As a long jumper Stratton understands the injustice Russians have visited upon her sport – Russians have won medals in long jump at the last four Olympic games and two drug cheats denied Australian Bronwyn Thompson a medal in 2004.

Russia won the trifecta of all three long jump medals in Athens with Thompson finishing fourth. Two of those athletes, Irina Meleshina (silver) and Tatyana Kotova (bronze) later served doping bans but kept their 2004 Olympic medals.

“Occasionally Gary (national long jump coach Gary Bourne) has brought up the fact that it was extremely unfair that Bronwyn placed fourth at the Olympics,” Stratton said on Thursday.

“He was just disappointed that she was coming through when there was a lot of doping in Russia and she definitely deserved to be on the podium the year she placed fourth.”

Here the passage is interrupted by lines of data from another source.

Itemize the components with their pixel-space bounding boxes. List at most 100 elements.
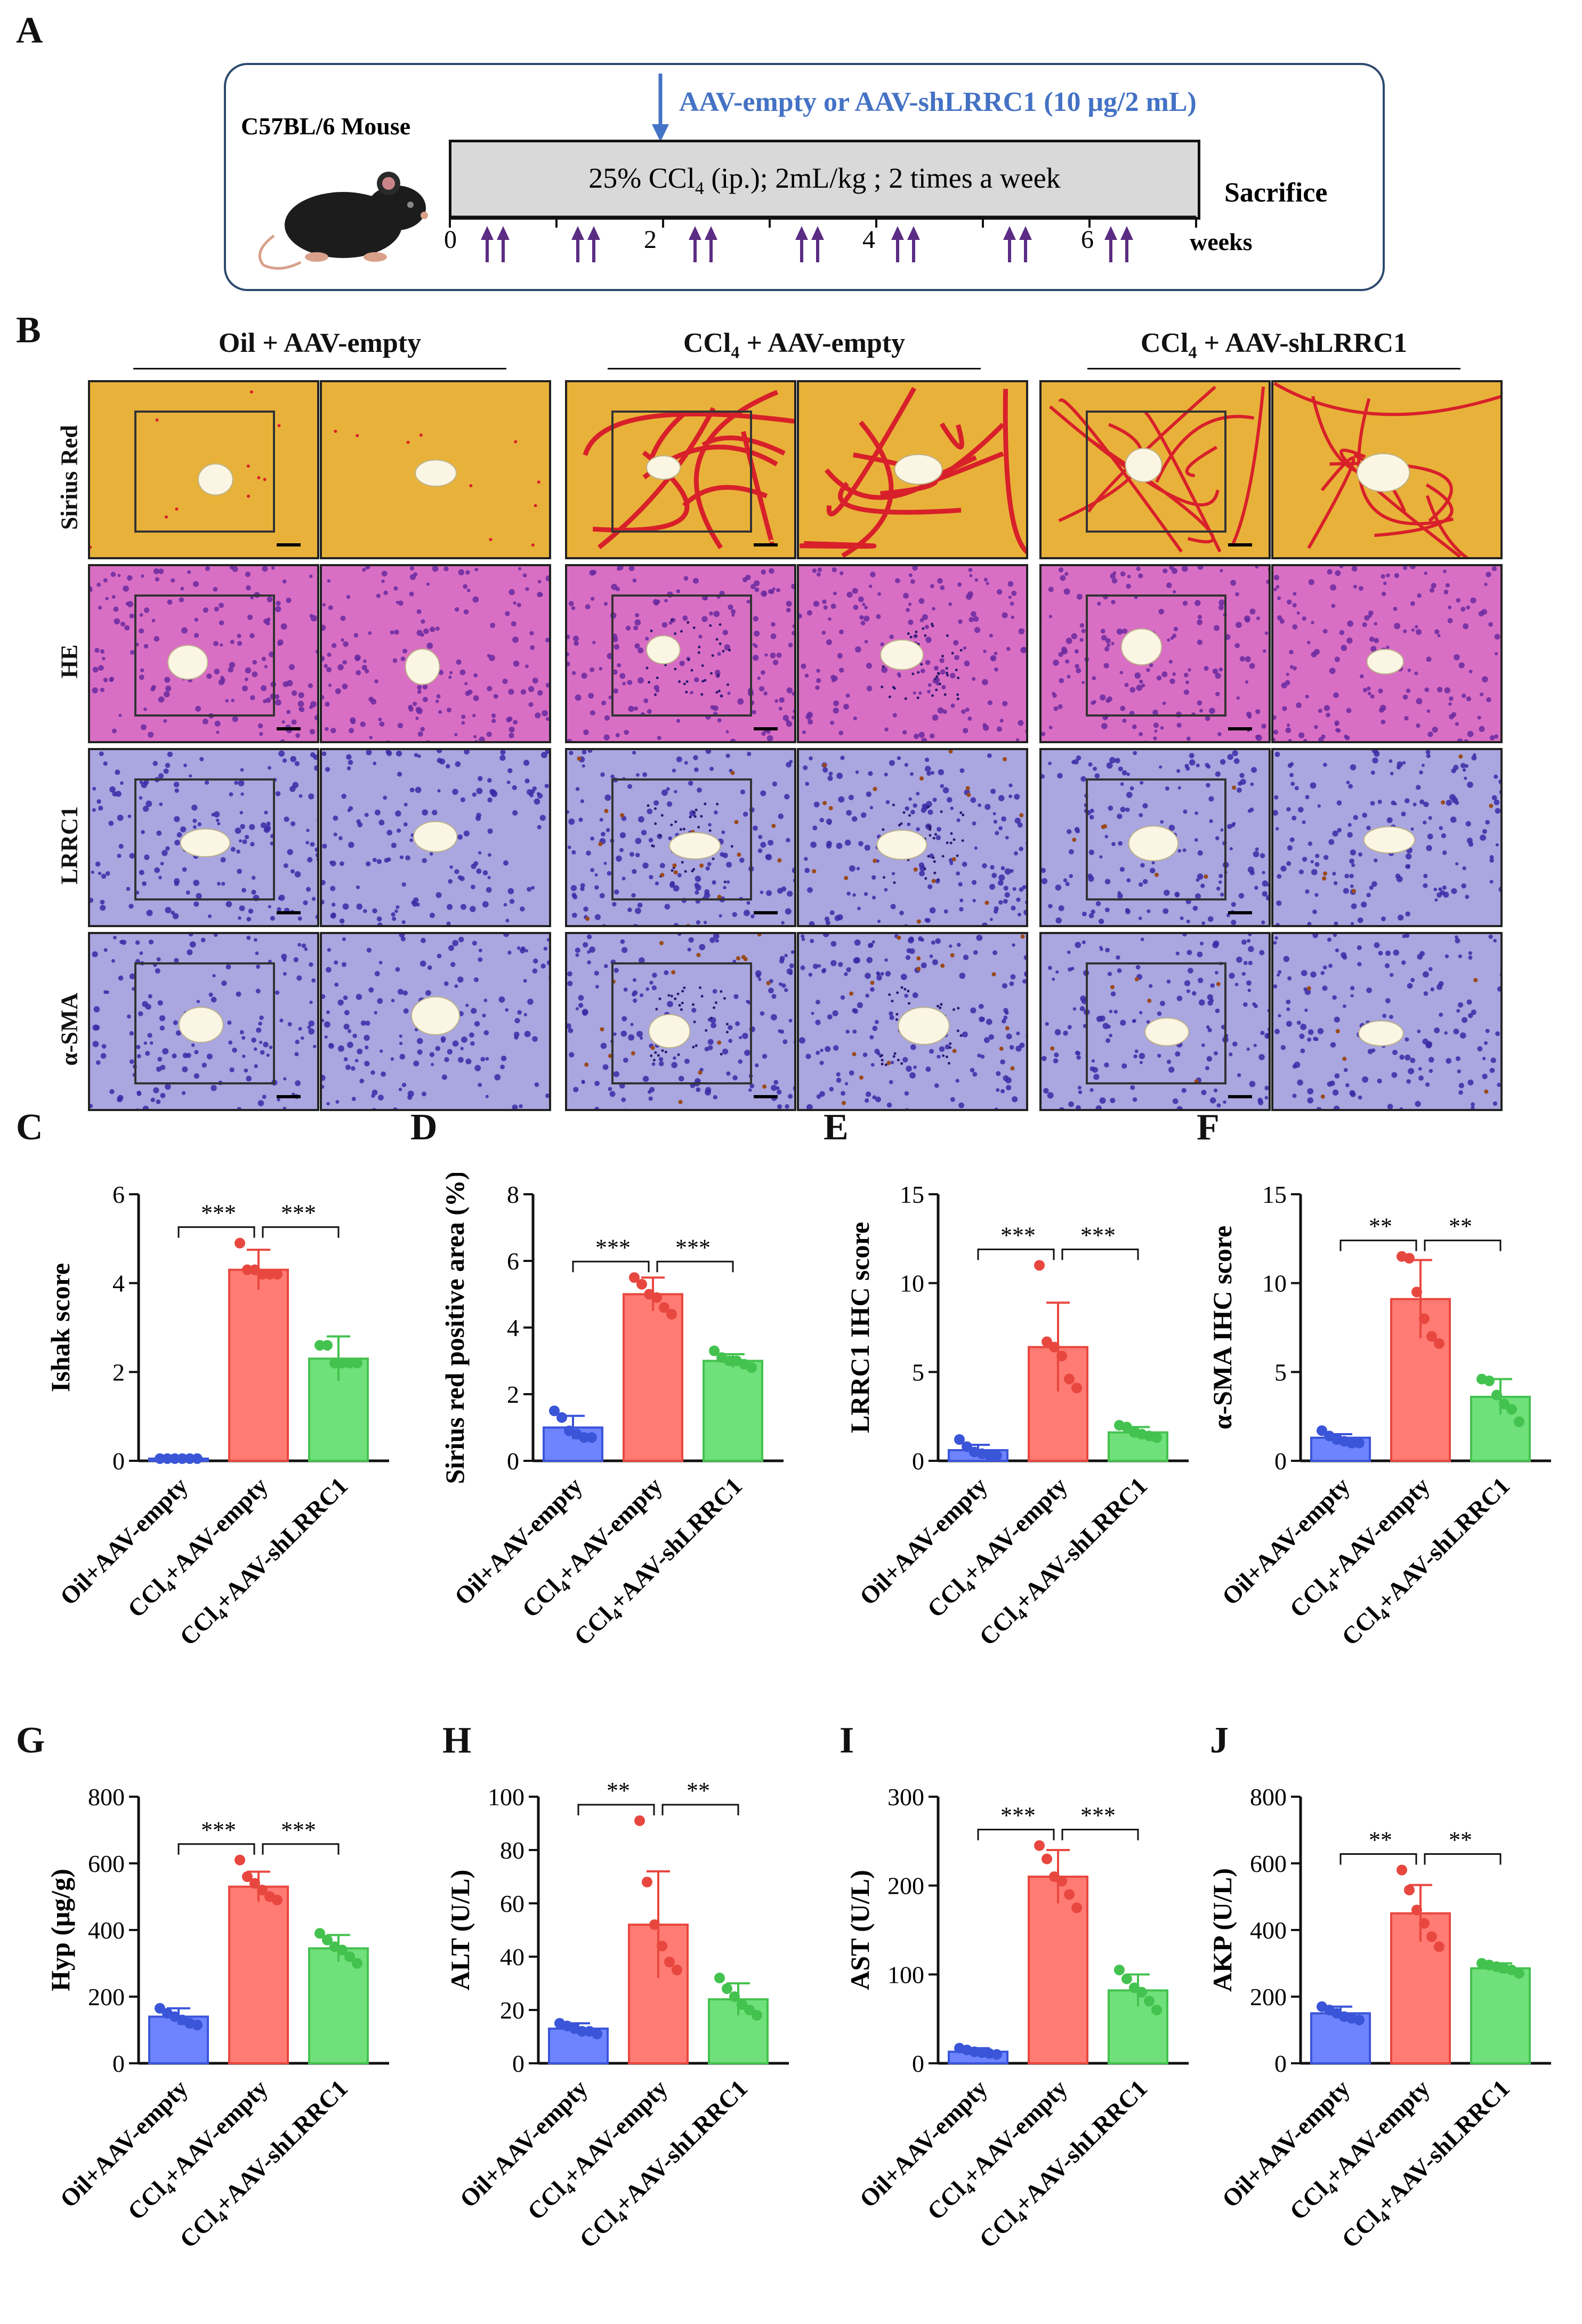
y-tick-label: 200 [887,1872,924,1900]
data-point [235,1237,245,1249]
data-point [352,1357,362,1369]
chart-sirius-area: Sirius red positive area (%) 02468Oil+AAV… [440,1173,784,1651]
stain-label-asma: α-SMA [56,993,83,1066]
data-point [592,2029,602,2039]
histology-image [1039,564,1271,743]
data-point [1049,1341,1060,1353]
data-point [257,1269,268,1280]
dose-arrow-icon [1003,226,1016,262]
data-point [322,1340,333,1351]
histology-image [565,564,796,743]
data-point [1144,1996,1155,2007]
significance-bracket [177,1843,340,1855]
data-point [1514,1968,1524,1979]
sacrifice-label: Sacrifice [1224,178,1328,208]
histology-image [320,564,551,743]
significance-label: *** [595,1234,631,1260]
data-point [1491,1389,1502,1401]
injection-arrow-icon [652,74,669,142]
data-point [744,2005,755,2015]
tick-label-6: 6 [1081,226,1094,254]
data-point [1151,1432,1162,1443]
data-point [1151,2005,1162,2015]
data-point [1056,1350,1067,1362]
y-tick-label: 4 [112,1270,125,1297]
bar [228,1268,289,1462]
data-point [1434,1338,1444,1349]
mouse-illustration [258,172,428,270]
y-tick-label: 200 [1250,1983,1287,2011]
bar [1310,2012,1371,2064]
y-tick-label: 80 [500,1837,524,1864]
y-tick-label: 15 [1262,1181,1287,1208]
data-point [586,1432,597,1443]
dose-arrow-icon [1104,226,1117,262]
bar [1470,1967,1531,2064]
chart-hyp: Hyp (μg/g)0200400600800Oil+AAV-emptyCCl4… [45,1783,389,2253]
histology-image [88,932,319,1111]
panel-letter-i: I [840,1720,854,1761]
y-tick-label: 20 [500,1997,524,2024]
data-point [1404,1885,1415,1895]
data-point [649,1919,660,1930]
y-tick-label: 6 [112,1181,125,1208]
x-tick-label: CCl4+AAV-empty [516,1472,670,1626]
data-point [666,1309,677,1320]
significance-label: ** [1369,1827,1392,1853]
bar [623,1293,683,1462]
histology-image [88,748,319,927]
data-point [1064,1889,1075,1900]
x-tick-label: CCl4+AAV-empty [922,2074,1075,2228]
histology-image [1271,748,1503,927]
data-point [1354,1437,1365,1449]
y-axis-label: Ishak score [45,1263,75,1392]
data-point [1071,1902,1082,1913]
stain-label-he: HE [56,644,83,679]
data-point [1514,1416,1524,1427]
data-point [634,1815,645,1826]
histology-image [1039,748,1271,927]
y-tick-label: 0 [1274,2050,1287,2077]
data-point [1404,1253,1415,1264]
x-tick-label: CCl4+AAV-empty [922,1472,1075,1626]
panel-letter-b: B [16,310,41,351]
panel-letter-j: J [1210,1720,1229,1761]
dose-arrow-icon [571,226,584,262]
y-tick-label: 40 [500,1943,524,1971]
data-point [549,1405,560,1417]
y-tick-label: 100 [887,1961,924,1988]
significance-bracket [577,1804,739,1815]
data-point [1354,2014,1365,2025]
y-tick-label: 400 [1250,1917,1287,1944]
dose-arrow-icon [795,226,808,262]
data-point [1056,1876,1067,1887]
x-tick-label: CCl4+AAV-empty [1284,1472,1438,1626]
histology-image [320,748,551,927]
data-point [1484,1376,1495,1386]
histology-image [797,932,1028,1111]
dose-arrow-icon [481,226,494,262]
y-tick-label: 800 [1250,1783,1287,1811]
y-tick-label: 0 [1274,1448,1287,1475]
data-point [629,1272,640,1283]
data-point [264,1269,275,1280]
data-point [556,1412,567,1423]
y-tick-label: 5 [1274,1358,1287,1386]
data-point [991,1450,1002,1461]
data-point [577,2026,587,2037]
histology-image [565,748,796,927]
y-tick-label: 400 [88,1917,125,1944]
significance-label: ** [607,1778,630,1804]
x-tick-label: CCl4+AAV-empty [522,2074,675,2228]
dose-arrow-icon [811,226,824,262]
y-tick-label: 10 [900,1270,924,1297]
chart-ast: AST (U/L)0100200300Oil+AAV-emptyCCl4+AAV… [845,1783,1189,2253]
bar [703,1360,763,1462]
panel-letter-g: G [16,1720,45,1761]
significance-label: ** [687,1778,710,1804]
chart-akp: AKP (U/L)0200400600800Oil+AAV-emptyCCl4+… [1207,1783,1551,2253]
y-tick-label: 15 [900,1181,924,1208]
dose-arrow-icon [497,226,510,262]
y-axis-label: Sirius red positive area (%) [440,1173,470,1484]
data-point [1042,1853,1052,1864]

It was Thompson’s national record that 22-year-old Stratton broke in Perth this year with a jump of 7.05 metres, bettering Thompson’s 7-metre record set in 2002.

That effort and her ongoing form since, have her now firmly in the frame for a medal in Rio. To put Stratton’s national record in perspective, her jump would have won her bronze at the London Olympics and at the world championships in Beijing last year.

“Only two women have jumped further than me this season, which goes to show that if I could get a 7-metre jump out in Rio then I could be pretty competitive,” she said.

“I don’t think the standard is as high as what it has been in the past so anything can happen.

“I’m sure if I am in good enough shape and I can jump well that hopefully places me amongst the medals. It’s definitely good to know that anything around the high 6 metres, low 7 metres could potentially put me in a spot to medal. It’s pretty exciting.”

Stratton has returned from competing in Europe where she did well, consistently jumping in the mid-to-high six metre range against high quality fields including americans Brittney Reese, the reigning olympic champion, and Tianna Bartoletta the reigning world champion.

“I feel like I belong a lot more out there now than I did last year at the world champs. I was extremely nervous going into that event but now I don’t get as nervous, which I think is a good thing,” she said.

“I am sure nerves will be extreme being an Olympic event and all hype that comes with it but I definitely think I will cope a lot better in Rio this year.”

Stratton will jump in a small event on the Gold Coast next Friday just to keep competing ahead of flying out to Florida for the athletics team camp.

“Sometimes if I don’t jump for a few weeks I can find myself a little rusty so this will be my last competition before heading into Florida.”